Bonne nouvelle pour le gouvernement : les prévisions de l’Insee font état d’une croissance de 1,9% pour 2017, une tendance qui se poursuivrait cette année. Mais cette situation s’explique davantage par une conjoncture internationale porteuse que par les premières décisions du nouveau pouvoir.

Les prévisions de l’Insee font état d’une croissance de 1,9% pour 2017.

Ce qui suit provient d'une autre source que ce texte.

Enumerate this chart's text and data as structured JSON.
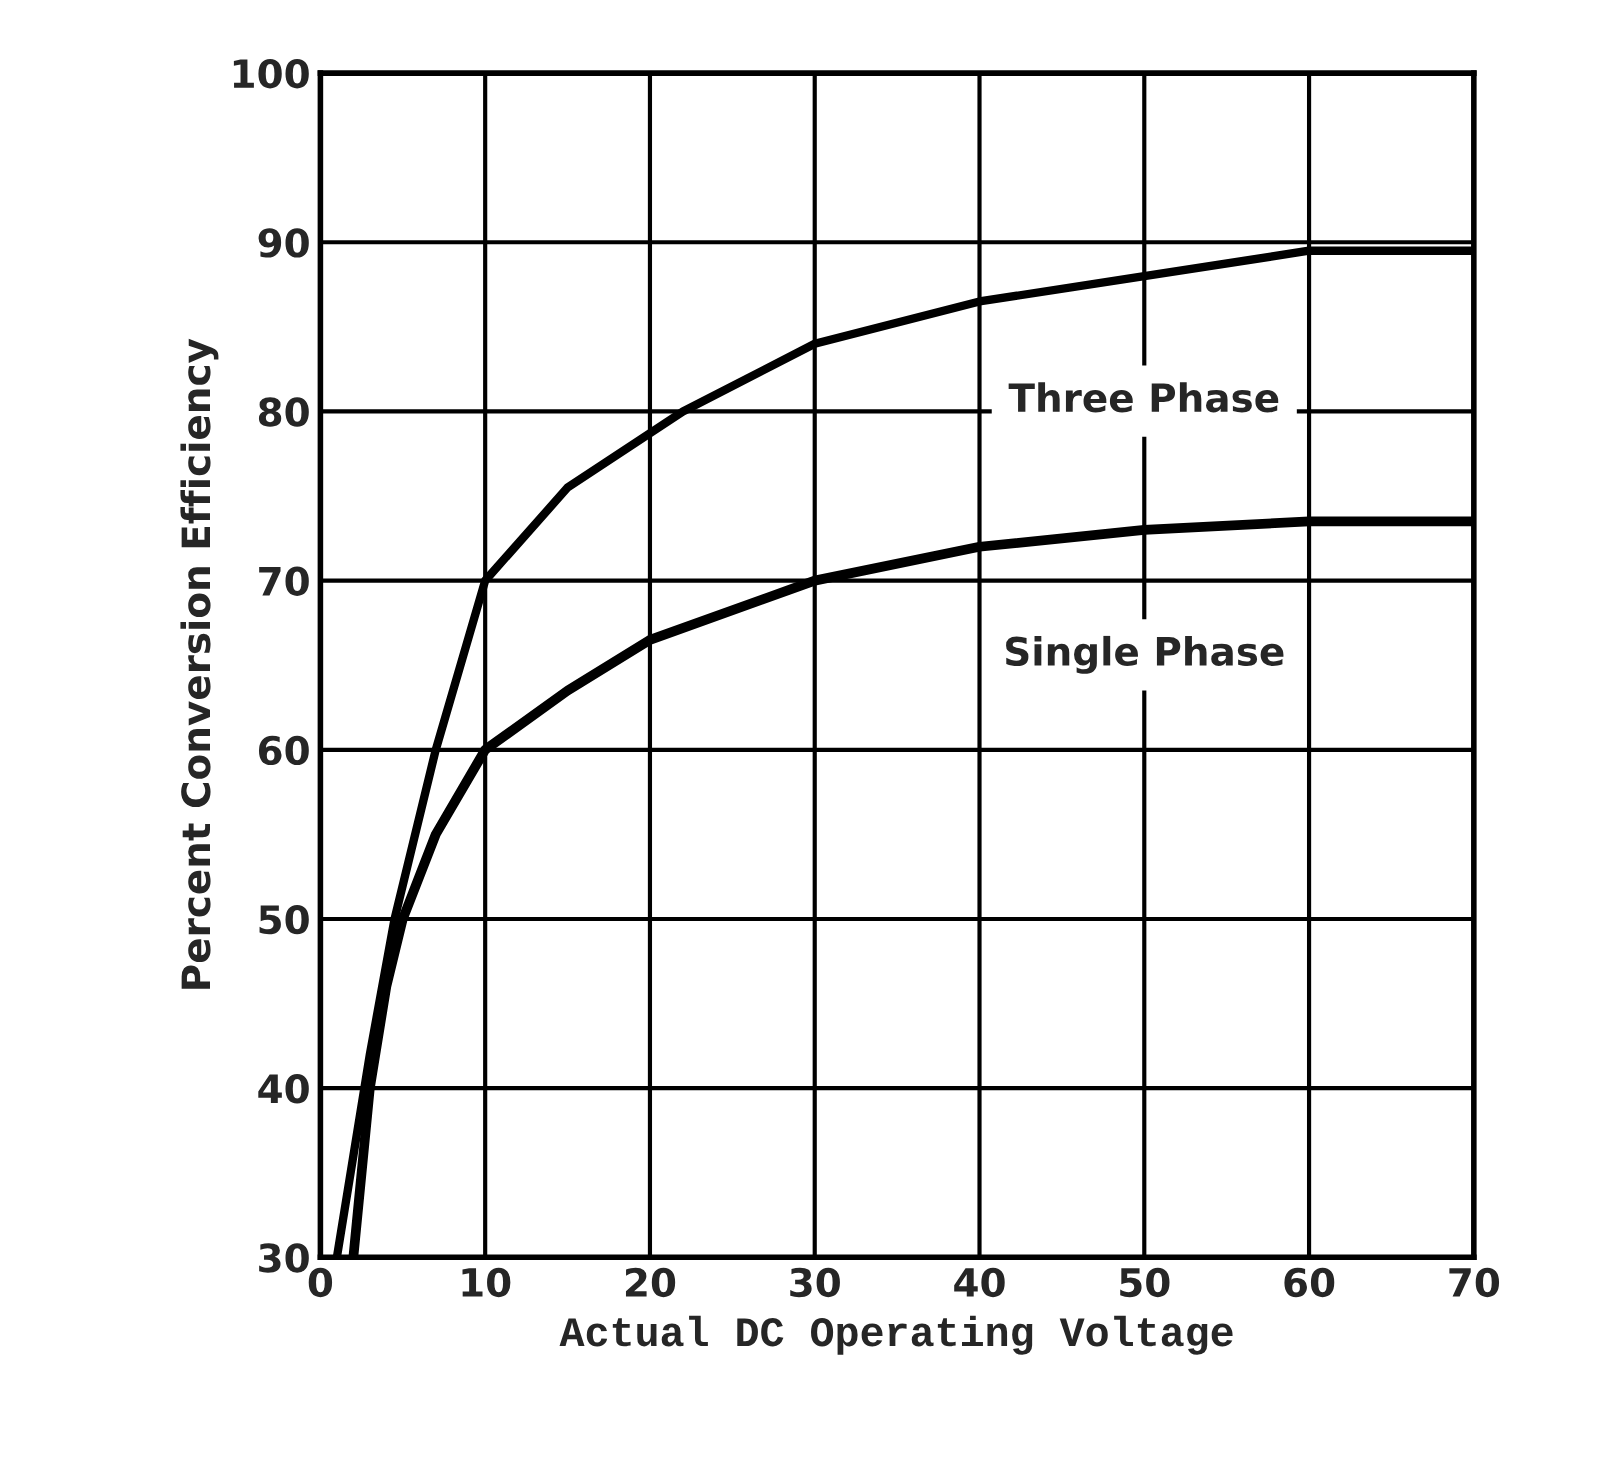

Les chefs d’entreprises sont euphoriques. Le climat des affaires, un indice basé sur une série de sondages qui mesure l’état d’esprit des entrepreneurs, n’a jamais été aussi haut depuis le début de la présidence de Nicolas Sarkozy. Les secteurs du commerce de détail et de l’industrie connaissent même une félicité qui dépasse les années précédant la crise financière de 2008. La croissance française, elle, gagne un sommet, 1,9% en 2017, qui n’avait pas été atteint depuis 2011. Ces éléments, qui figurent dans la note de conjoncture de l’Insee, publiée le 19 décembre 2017, ont été aussitôt salués avec satisfaction sur les réseaux sociaux par des soutiens du gouvernement. Toutefois, pour les conjoncturistes, qui ont intitulé leur note La France garde la cadence, l’optimisme en cours s’explique moins par les débuts du quinquennat d’Emmanuel Macron que par une conjoncture internationale favorable. « La croissance américaine n’a pas faibli ces derniers mois », observe l’Insee, qui ne connaissait pas, lors de la rédaction de la note de conjoncture, l’ampleur des baisses d’impôt octroyées par Donald Trump aux entreprises et aux foyers américains imposés sur le revenu, en cette fin d’année 2017. Dans le reste du monde, les consommateurs japonais semblent disposés à soutenir l’activité, les économies du Brésil, de l’Inde et de la Russie « se relèvent après deux années de récession », tandis que la croissance chinoise « se maintient à un rythme élevé », écrivent les spécialistes.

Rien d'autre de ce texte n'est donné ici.